'Nous ne nous tairons plus': après les révélations visant un député, 17 anciennes ministres françaises ont lancé dimanche un appel inédit pour dire stop au silence et à l'impunité face au harcèlement sexuel. Une action qui intervient cinq ans après l'affaire DSK.
'Cela suffit. L'impunité, c'est fini. Nous ne nous tairons plus. Nous dénoncerons systématiquement toutes les remarques sexistes, les gestes déplacés, les comportements inappropriés', écrivent ces ex-ministres de tous bords dans un appel publié par le Journal du Dimanche.
'Nous avons été ministres, nous sommes ou avons été élues. Et comme toutes les femmes qui ont accédé à des milieux auparavant exclusivement masculins, nous avons eu à subir et à lutter contre le sexisme. Ce n'est pas aux femmes à s'adapter à ces milieux, ce sont les comportements de certains hommes qui doivent changer', indiquent-elles.
'Ce fléau n'est pas propre à notre univers, loin de là, mais le monde politique a un devoir d'exemplarité', ajoutent-elles. Et de souligner que 'cela concerne tous les partis, tous les niveaux de pouvoir.'
Porter plainte
'Nous encourageons toutes les victimes de harcèlement sexuel et d'agressions sexuelles à parler et à porter plainte (...) Nous demandons à nos partis et à nos groupes politiques de vérifier si de tels actes ont été commis.
Et, si tel a été le cas, d'aider les victimes à faire éclater la vérité', écrivent ces femmes, révoltées par les témoignages contre le député écologiste Denis Baupin, époux de la ministre du Logement Emmanuelle Cosse.
La semaine dernière, huit femmes, dont quatre élues, ont accusé ce député de harcèlements sexuels et d'agression. L'intéressé a rejeté ces 'allégations' tandis que la justice a ouvert une enquête.
Retarder la prescription
Cinq ans après les révélations sur l'ex-directeur général du FMI Dominique Strauss Kahn, qui avait dû faire face à des accusations d'agression sexuelle à New York, ces anciennes ministres jugent que 'cette fois, c'est trop'.
Parmi les signataires figurent les écologistes Cécile Duflot, Corinne Lepage, Dominique Voynet, les ex-ministres de droite Roselyne Bachelot, Nathalie Kosciusko-Morizet, Valérie Pécresse et de gauche Elisabeth Guigou, Aurélie Filippetti, Fleur Pellerin.
Ont également signé l'appel l'actuelle directrice du FMI, l'ex-ministre de droite Christine Lagarde, et Monique Pelletier, ministre sous la présidence de Valéry Giscard d'Estaing (1974-1981).
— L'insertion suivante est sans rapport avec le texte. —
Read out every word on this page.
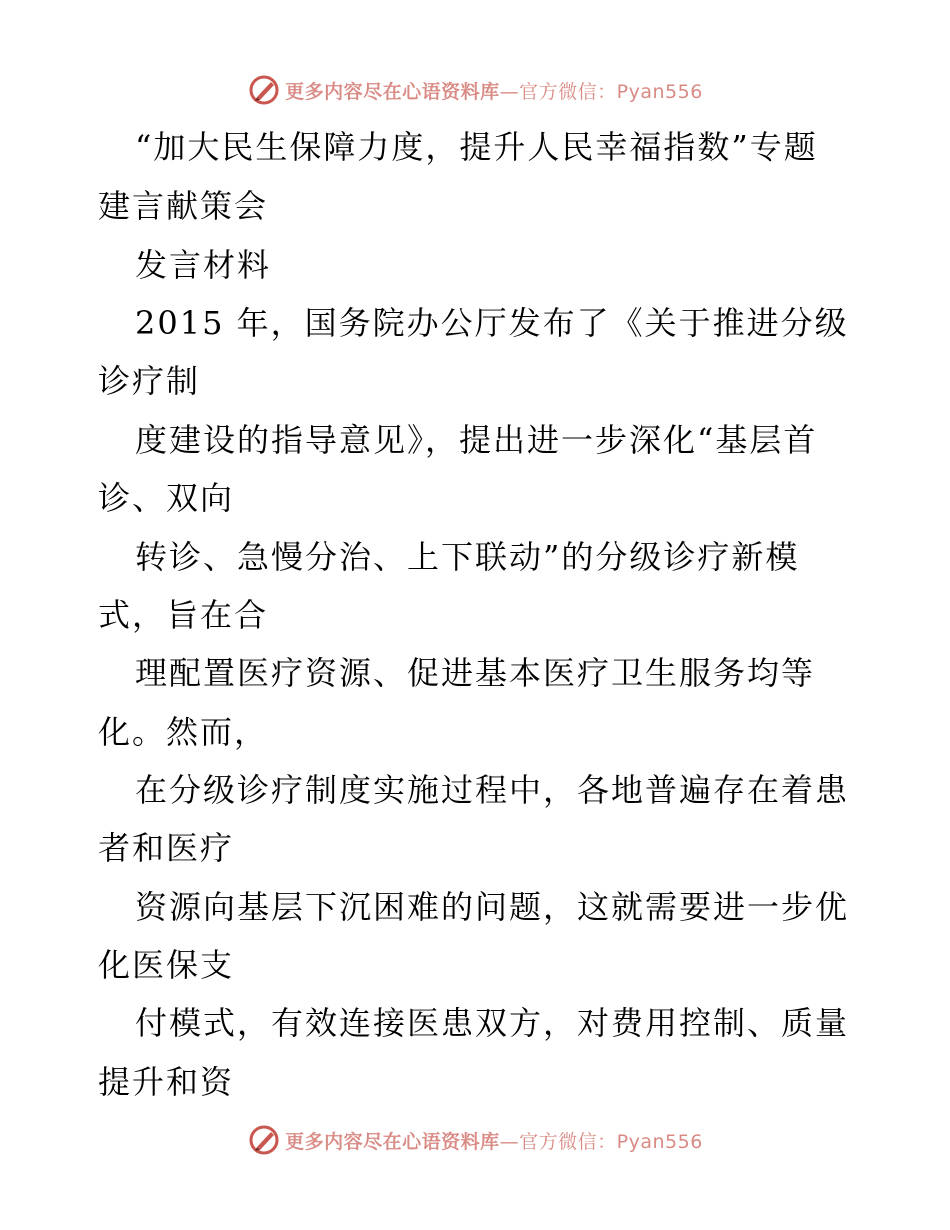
更多内容尽在心语资料库—官方微信：Pyan556
“加大民生保障力度，提升人民幸福指数”专题
建言献策会
发言材料
2015 年，国务院办公厅发布了《关于推进分级
诊疗制
度建设的指导意见》，提出进一步深化“基层首
诊、双向
转诊、急慢分治、上下联动”的分级诊疗新模
式，旨在合
理配置医疗资源、促进基本医疗卫生服务均等
化。然而，
在分级诊疗制度实施过程中，各地普遍存在着患
者和医疗
资源向基层下沉困难的问题，这就需要进一步优
化医保支
付模式，有效连接医患双方，对费用控制、质量
提升和资
更多内容尽在心语资料库—官方微信：Pyan556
Celle-ci vient de briser le silence 37 ans après avoir été agressée par un sénateur.
Les ex-ministres plaident pour l''allongement des délais de prescription en matière d'agression sexuelle, aujourd'hui de trois ans, la possibilité pour les associations compétentes de porter plainte en lieu et place des victimes' ou encore 'l'instruction donnée aux parquets de poursuivre systématiquement en cas de harcèlement'.
Propositions en cours d'adoption
La ministre des Droits des femmes, Laurence Rossignol, a rappelé dimanche sur la chaîne France 3 que deux de ces propositions étaient en cours d'adoption ou d'élaboration, à savoir le rallongement des délais de prescription, et la possibilité pour les associations de déposer plainte.
Rare homme à être intervenu dans ce débat dimanche, le Premier ministre Manuel Valls a exprimé sur Twitter son 'soutien' à l'initiative de ces femmes.
Elles ont 'préféré leur carrière'
La porte-parole du parti Lutte ouvrière, Nathalie Arthaud, a elle pris ses distances avec les signataires. Elle leur reproche d'avoir pratiqué 'l'omerta' alors qu'elles avaient 'bien des moyens de se faire entendre et de se faire respecter', contrairement aux 'ouvrières' et aux ''employées'.
Elles ont 'préféré leur carrière à leur dignité de femme', a-t-elle accusé, ajoutant que, dans la lutte contre le harcèlement, elle 'ne compterait pas sur ces dirigeantes politiques', mais sur 'toutes les femmes qui se battent au quotidien'.